Input data and parameters are specified in a run-specific configuration file created by the user. An example is found in test/test.config, and can include the following parameters:

  • COHORT [ default = "UKB" ] : Genomic cohort you are working with. Current supported cohorts are UKB and GENOMICC. These are configured to format the chromosome values as they are represented in the BGEN files for a given cohort. If UKB or GENOMICC are not specified, the default will be tot ake the integer value for each chromosome, with no prefix.
  • INPUT_SNPS [ required ] : Path to a CSV file, where each line represents a SNP-of-interest. Columns must be RSID, CHR, POS. RSID must be in the format as it appears in the BGEN files.
  • BGEN_FILES [ required ] : Path to BGEN files for the cohort-of-interest. Must be split by chromosome and specified as so: "/path/to/bgen/files/test_cohort_chr*.{bgen,sample,bgen.bgi}".
  • BED_FILES [ required ] : Path to BED files to use for PCA after LD blocks have been removed. Must be split by chromosome and specified as so: "/path/to/bed/files/test_cohort_chr*.{bed,bim,fam}".
  • TRAITS_DATASET [ required ] : see https://targene.github.io/targene-pipeline/stable/all_workflows_parameters/.
  • RUN_TYPE [ default = "DISCOVERY" ] : Any non-test run.
  • NB_PCS [ default = 50 ] : Number of PCs to compute usign FlashPCA2 after removing LD blocks.
  • FLASHPCA_EXCLUSION_REGIONS [ default = assets/exclusion_regions_hg19.txt ] : Regions to exclude from BED files before PCA. hg38 also available in assets/exclusion_regions_hg38.txt.
  • UKB_ENCODING_FILE [ default = "NO_UKB_ENCODING_FILE" ] : see https://targene.github.io/targene-pipeline/stable/all_workflows_parameters/.
  • UKB_WITHDRAWAL_LIST [ default = "assets/NO_WITHDRAWAL_LIST" ] : see https://targene.github.io/targene-pipeline/stable/all_workflows_parameters/.
  • UKB_CONFIG [ default = "assets/ukbconfig.yaml" ] : see https://targene.github.io/targene-pipeline/stable/all_workflows_parameters/.
  • QC_FILE [ default = "assets/NO_QC_FILE" ] : see https://targene.github.io/targene-pipeline/stable/all_workflows_parameters/.
  • MAF_THRESHOLD [ default = 0.01 ] : minor allele frequency threshold when filtering BED files during LD block removal.
  • OUTDIR [ default = "results/" ] : Output directory for final results.

Run

Once your configuration file has been set up, you can run the pipeline at the command-line using nextflow.

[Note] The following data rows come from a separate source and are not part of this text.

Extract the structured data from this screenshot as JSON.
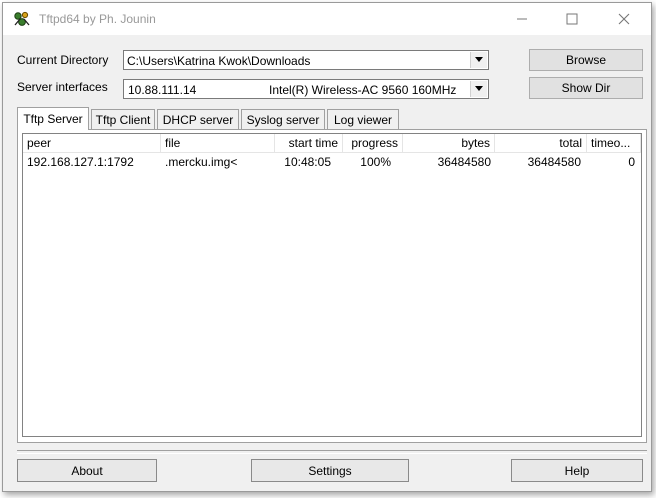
{
  "window": {
    "title": "Tftpd64 by Ph. Jounin",
    "icons": [
      "tftpd-app-icon",
      "minimize-icon",
      "maximize-icon",
      "close-icon"
    ]
  },
  "form": {
    "current_directory_label": "Current Directory",
    "current_directory_value": "C:\\Users\\Katrina Kwok\\Downloads",
    "server_interfaces_label": "Server interfaces",
    "server_interface_ip": "10.88.111.14",
    "server_interface_name": "Intel(R) Wireless-AC 9560 160MHz",
    "browse_label": "Browse",
    "show_dir_label": "Show Dir"
  },
  "tabs": [
    {
      "label": "Tftp Server",
      "active": true
    },
    {
      "label": "Tftp Client",
      "active": false
    },
    {
      "label": "DHCP server",
      "active": false
    },
    {
      "label": "Syslog server",
      "active": false
    },
    {
      "label": "Log viewer",
      "active": false
    }
  ],
  "table": {
    "columns": [
      "peer",
      "file",
      "start time",
      "progress",
      "bytes",
      "total",
      "timeo..."
    ],
    "rows": [
      [
        "192.168.127.1:1792",
        ".mercku.img<",
        "10:48:05",
        "100%",
        "36484580",
        "36484580",
        "0"
      ]
    ]
  },
  "footer": {
    "about_label": "About",
    "settings_label": "Settings",
    "help_label": "Help"
  }
}
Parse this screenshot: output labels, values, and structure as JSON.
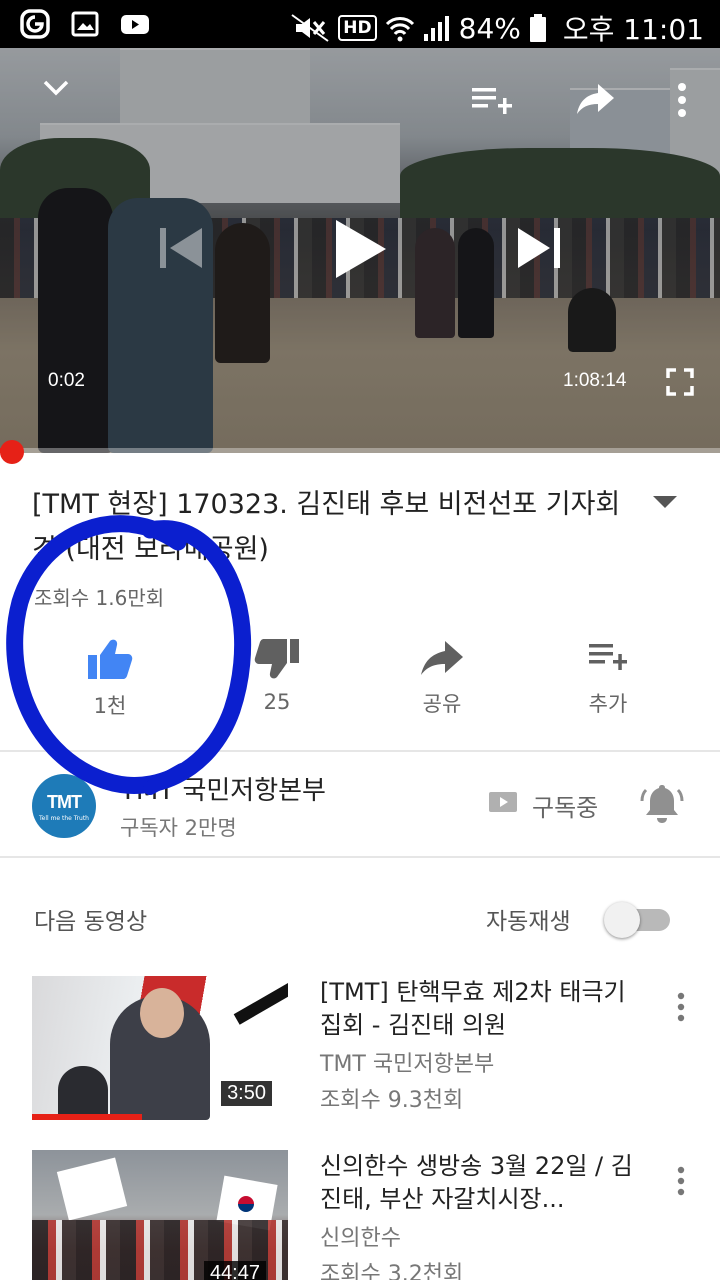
{
  "status_bar": {
    "battery": "84%",
    "time": "오후 11:01",
    "hd_badge": "HD",
    "icons": [
      "notification-icon",
      "gallery-icon",
      "youtube-icon",
      "mute-icon",
      "hd-voice-icon",
      "wifi-icon",
      "signal-icon",
      "battery-icon"
    ]
  },
  "player": {
    "current_time": "0:02",
    "duration": "1:08:14",
    "progress_fraction": 0.0005,
    "progress_color": "#e62117",
    "controls": [
      "collapse-icon",
      "add-to-playlist-icon",
      "share-icon",
      "more-icon",
      "previous-icon",
      "play-icon",
      "next-icon",
      "fullscreen-icon"
    ]
  },
  "video": {
    "title": "[TMT 현장] 170323. 김진태 후보 비전선포 기자회견 (대전 보라매공원)",
    "views": "조회수 1.6만회"
  },
  "actions": {
    "like_count": "1천",
    "dislike_count": "25",
    "share_label": "공유",
    "add_label": "추가",
    "like_color": "#4285f4"
  },
  "channel": {
    "logo_text": "TMT",
    "logo_tagline": "Tell me the Truth",
    "name": "TMT 국민저항본부",
    "subscribers": "구독자 2만명",
    "subscribe_state": "구독중"
  },
  "up_next": {
    "heading": "다음 동영상",
    "autoplay_label": "자동재생",
    "autoplay_on": false
  },
  "videos": [
    {
      "title": "[TMT] 탄핵무효 제2차 태극기 집회 - 김진태 의원",
      "channel": "TMT 국민저항본부",
      "views": "조회수 9.3천회",
      "duration": "3:50"
    },
    {
      "title": "신의한수 생방송  3월 22일 / 김진태, 부산 자갈치시장...",
      "channel": "신의한수",
      "views": "조회수 3.2천회",
      "duration": "44:47"
    }
  ],
  "annotation": {
    "color": "#0b1fcf",
    "shape": "hand-drawn circle around like button"
  }
}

This pipeline can be run with different profiles depending on what platform the pipeline is being run on. Current supported platforms/profiles are: eddie, ultra2, local.

nextflow run main.nf -c your_config.config -profile your_profile

Results

Results will be deposited in results/ by default, unless a different OUTDIR is specified in your configuration.